この毘沙門天も明治の神仏混淆禁止によって廃社となり、屋敷地は再び売却されました。売却代金の額は明らかではありませんが、戸長が保管していて、明治19年のコレラ流行のときなどに予防費に流用したといわれます。売却した敷地に御堂をそのまま置くわけにもいかず、桐萩の川守田家宅地の一部を借り受け移転しましたが、5~6年で桐萩が貸座敷免許地となり、また移転することとなり、梅内の共有地域子山(八戸公共職業安定所三戸出張所付近)に御堂を移しました。このとき小原半七(金文家先祖)らが大いに尽力したといいます。その後、二日町、在府小路の人たちが毘沙門講を組織し、御堂の維持にあたりましたが、長くは続きませんでした。山本善吉夫妻が堂守として長年奉仕し、屋根替えなども募金して取り運んでいました。

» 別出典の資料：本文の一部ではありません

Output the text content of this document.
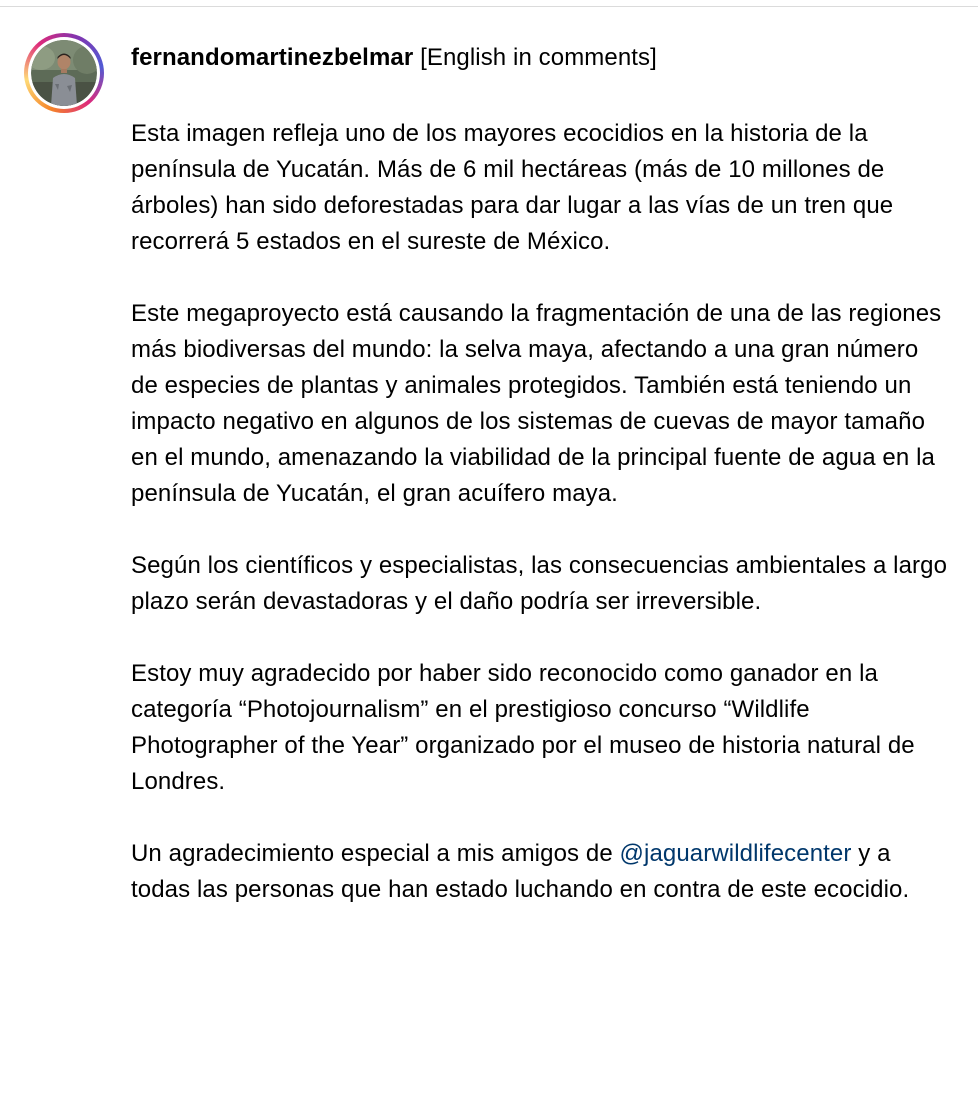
fernandomartinezbelmar [English in comments]

Esta imagen refleja uno de los mayores ecocidios en la historia de la península de Yucatán. Más de 6 mil hectáreas (más de 10 millones de árboles) han sido deforestadas para dar lugar a las vías de un tren que recorrerá 5 estados en el sureste de México.

Este megaproyecto está causando la fragmentación de una de las regiones más biodiversas del mundo: la selva maya, afectando a una gran número de especies de plantas y animales protegidos. También está teniendo un impacto negativo en algunos de los sistemas de cuevas de mayor tamaño en el mundo, amenazando la viabilidad de la principal fuente de agua en la península de Yucatán, el gran acuífero maya.

Según los científicos y especialistas, las consecuencias ambientales a largo plazo serán devastadoras y el daño podría ser irreversible.

Estoy muy agradecido por haber sido reconocido como ganador en la categoría “Photojournalism” en el prestigioso concurso “Wildlife Photographer of the Year” organizado por el museo de historia natural de Londres.

Un agradecimiento especial a mis amigos de @jaguarwildlifecenter y a todas las personas que han estado luchando en contra de este ecocidio.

また、いつの頃からか沼尻の子安尊の分霊を得て堂内に祀っていました。昭和4年頃、上在府小路の青年会で子安尊の御堂を新築する時、毘沙門天も併せ祀りたいと交渉がありましたが、二日町では応じず、城子山から引き上げることとし、さしあたり、下在府小路にある若庄家の宅地の一部を借り受け仮堂を建て、内御堂もそのまま移しました。昭和10年、久保豊治家より宅地一部120坪を建物付き1千50円で買い取り、町内の共有としました。ここに毘沙門天が移ったのは昭和22年と記されています(小笠原庄助手記)。
隣の建物。こちらは子安尊なのかな。
社殿の前にあった石。何となく子安地蔵尊に見えてきますね。
社殿内。
うん?あれは恐らく金精様ですね。かつての遊郭からも近い場所ですが、遊郭の一角にはコンセイサマを祀る小祠があり根清大神と呼ばれているらしいです。かなりの数(20本以上)の男根(金勢大神)と女陰石があるそうです。この根清大神は現在も程近い梅内桐萩・梅内城ノ下付近にあります。同心町の熊野神社にも立派な金勢様がありますね。